Overall power consumption is in the low 40s, up to the 50s when pushed. Slightly worse than the old Via, but it does a lot more, a lot better.
I've been running two Fit-PC 1s for network services on my SOHO network for several years. The only reason for two is that one is the firewall, the other provides everything else (including amanda backup to a 1 TB Seagate FreeAgent GoFlex), and (being paranoid) I wanted those functions separate.
The Fit-PC 1 is clearly underpowered compared to more recent small machines, and I would not recommend them to the author of the article for his application (if you can still get them). But they are solid reliable machines, well worth the price. They consume ~5 watts max each (my measurement).
I would suggest the Fit-PC 2, though.
The Fit-PC 2 should run from automotive 12 volt power. Folks using PV can bypass the inverter and wall wart to power them. That saves you those inefficiencies.
It sounds like you had a ridiculously over the top setup to begin with if you could feasibly downsize to a laptop then a Sheeva Plug.
Interesting enough read for the home user though but then again most home users don't have a server farm in their spare bedroom...
What happened when the sun went down?
You were trickle charging big leisure batteries during the day I hope...
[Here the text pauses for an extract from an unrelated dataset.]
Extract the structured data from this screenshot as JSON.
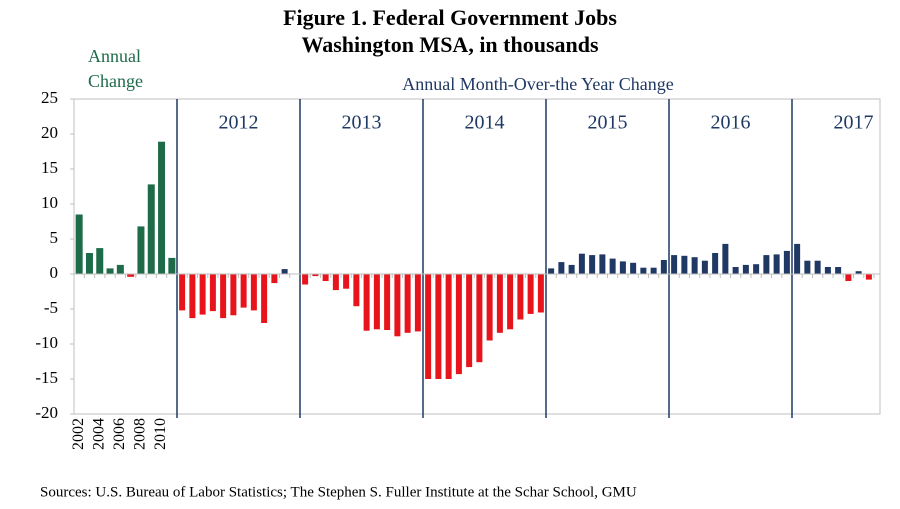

This article has implications for those of us who want to go off grid in mobile homes, caravans, tents and boats...
"How I built a zero energy cost, zero carbon home server" - you didn't, on both counts.
WD MyBook World
I dont know the Western Digital MyBook World hasnt been mentioned.
Its a Linux based small board with a harddisk. Its preconfigured to be a file server but can be tweaked to serve web pages. Some people have even put a media server on it.
Considering 1/2 the solutions mentioned so far involve using a harddisk for mass storage, you might as well use that device. I think I picked mine up for around £110.
Thats a Linux machine, with 1TB of harddisk with network connectivity.
Ok, its not the fast machine on the planet and the RAM is low - 32MB - but for most things you dont need much.